Doctor of Philosophy
School of Electrical, Computer and Telecommunications Engineering
Ad-hoc microphone arrays formed from the microphones of mobile devices such as smart phones, tablets and notebooks are emerging recording platforms for meetings, press conferences and other sound scenes. As opposed to the Wireless Acoustic Sensor Networks (WASN), ad-hoc microphones do not communicate within the array and location of each microphone is unknown. Analysing speech signals and the acoustic scene in the context of ad-hoc microphones is the goal of this thesis. Despite conventional known geometry microphone arrays (e.g. a Uniform Linear array), ad-hoc arrays do not have fixed geometries and structures and therefore standard speech processing techniques such as beamforming and dereverbearion techniques cannot be directly applied to these. The main reasons for this include unknown distances between microphones an hence unknown relative time delays and the changeable array topology.

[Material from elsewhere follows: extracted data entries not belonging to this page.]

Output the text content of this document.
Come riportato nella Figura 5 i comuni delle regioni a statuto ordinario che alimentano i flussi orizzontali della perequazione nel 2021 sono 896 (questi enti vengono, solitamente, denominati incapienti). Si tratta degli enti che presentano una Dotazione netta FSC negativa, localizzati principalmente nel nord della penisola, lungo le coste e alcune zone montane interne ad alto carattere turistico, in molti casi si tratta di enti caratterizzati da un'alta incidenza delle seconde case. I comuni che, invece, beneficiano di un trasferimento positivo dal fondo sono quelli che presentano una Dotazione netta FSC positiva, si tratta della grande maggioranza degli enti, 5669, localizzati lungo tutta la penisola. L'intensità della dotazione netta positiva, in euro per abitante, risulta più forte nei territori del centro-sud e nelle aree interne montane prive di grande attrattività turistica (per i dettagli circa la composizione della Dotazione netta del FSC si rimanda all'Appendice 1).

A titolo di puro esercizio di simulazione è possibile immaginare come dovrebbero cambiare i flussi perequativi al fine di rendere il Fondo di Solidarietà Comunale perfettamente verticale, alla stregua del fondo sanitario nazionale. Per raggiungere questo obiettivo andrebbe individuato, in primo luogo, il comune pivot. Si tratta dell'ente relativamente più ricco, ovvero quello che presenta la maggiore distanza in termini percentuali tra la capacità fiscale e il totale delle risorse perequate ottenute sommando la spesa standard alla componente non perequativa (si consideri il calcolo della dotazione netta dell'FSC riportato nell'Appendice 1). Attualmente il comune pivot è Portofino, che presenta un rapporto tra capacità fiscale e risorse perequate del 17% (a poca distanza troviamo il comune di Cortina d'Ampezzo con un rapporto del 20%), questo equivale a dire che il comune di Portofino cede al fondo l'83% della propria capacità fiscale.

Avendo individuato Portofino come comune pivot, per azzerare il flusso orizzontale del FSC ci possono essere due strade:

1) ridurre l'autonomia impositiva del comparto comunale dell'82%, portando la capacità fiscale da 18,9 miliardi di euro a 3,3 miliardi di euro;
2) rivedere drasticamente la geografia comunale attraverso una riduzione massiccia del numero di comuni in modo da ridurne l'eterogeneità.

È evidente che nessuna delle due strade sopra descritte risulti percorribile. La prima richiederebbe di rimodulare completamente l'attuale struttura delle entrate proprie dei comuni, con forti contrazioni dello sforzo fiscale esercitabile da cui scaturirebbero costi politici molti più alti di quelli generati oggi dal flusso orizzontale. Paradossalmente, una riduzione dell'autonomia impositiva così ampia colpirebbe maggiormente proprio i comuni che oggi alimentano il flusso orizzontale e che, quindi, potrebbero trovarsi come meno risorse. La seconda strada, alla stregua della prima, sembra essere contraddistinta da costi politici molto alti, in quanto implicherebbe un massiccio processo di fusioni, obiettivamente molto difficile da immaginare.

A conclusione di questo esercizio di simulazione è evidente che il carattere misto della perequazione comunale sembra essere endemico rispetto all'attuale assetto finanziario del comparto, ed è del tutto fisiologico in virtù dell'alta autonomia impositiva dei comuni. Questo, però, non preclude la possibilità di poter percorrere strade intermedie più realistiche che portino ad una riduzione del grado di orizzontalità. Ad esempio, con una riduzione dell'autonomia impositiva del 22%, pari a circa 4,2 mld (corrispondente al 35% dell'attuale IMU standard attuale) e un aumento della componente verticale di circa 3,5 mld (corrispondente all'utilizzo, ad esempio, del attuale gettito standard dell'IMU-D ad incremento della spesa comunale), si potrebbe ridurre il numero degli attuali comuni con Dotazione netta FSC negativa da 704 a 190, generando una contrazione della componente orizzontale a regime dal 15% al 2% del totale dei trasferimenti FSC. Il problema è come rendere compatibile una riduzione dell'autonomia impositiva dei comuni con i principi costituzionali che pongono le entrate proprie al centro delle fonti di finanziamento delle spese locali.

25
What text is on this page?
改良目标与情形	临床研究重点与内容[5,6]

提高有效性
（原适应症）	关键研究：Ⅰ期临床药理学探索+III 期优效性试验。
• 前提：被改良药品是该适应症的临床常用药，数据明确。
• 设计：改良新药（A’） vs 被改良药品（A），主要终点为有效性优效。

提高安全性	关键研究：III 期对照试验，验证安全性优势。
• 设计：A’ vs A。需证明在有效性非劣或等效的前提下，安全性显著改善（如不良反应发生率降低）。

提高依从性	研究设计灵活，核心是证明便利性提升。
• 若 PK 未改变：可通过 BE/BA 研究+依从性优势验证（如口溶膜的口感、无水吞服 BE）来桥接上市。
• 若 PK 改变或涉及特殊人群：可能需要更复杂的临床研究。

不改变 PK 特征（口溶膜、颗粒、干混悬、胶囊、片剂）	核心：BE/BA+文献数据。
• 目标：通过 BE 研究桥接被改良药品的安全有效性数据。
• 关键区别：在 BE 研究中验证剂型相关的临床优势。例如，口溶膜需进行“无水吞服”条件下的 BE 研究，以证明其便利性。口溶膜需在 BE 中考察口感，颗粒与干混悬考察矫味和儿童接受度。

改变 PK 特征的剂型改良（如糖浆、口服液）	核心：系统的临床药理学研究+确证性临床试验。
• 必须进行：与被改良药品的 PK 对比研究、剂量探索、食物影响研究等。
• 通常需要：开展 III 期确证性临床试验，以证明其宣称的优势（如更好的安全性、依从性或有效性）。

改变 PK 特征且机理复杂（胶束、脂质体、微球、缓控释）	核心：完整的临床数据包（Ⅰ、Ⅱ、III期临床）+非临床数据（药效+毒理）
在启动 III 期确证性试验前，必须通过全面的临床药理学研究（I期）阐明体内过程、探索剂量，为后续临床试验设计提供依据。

This thesis focuses on utilising the side information obtained by the acoustic scene analysis to improve the speech enhancement by ad-hoc microphone arrays randomly distributed within a reverberant environment. New discriminative features are proposed, applied and tested for various signal and audio processing applications such as microphone clustering, source localisation, multi-channel dereverberation, source counting and multi-talk detection. The main contributions of this thesis fall into two categories: 1) Novel spatial features extracted from Room Impulse Responses (RIRs) and speech signals 2) Speech enhancement and acoustic scene analysis methods specifically designed for the ad-hoc arrays.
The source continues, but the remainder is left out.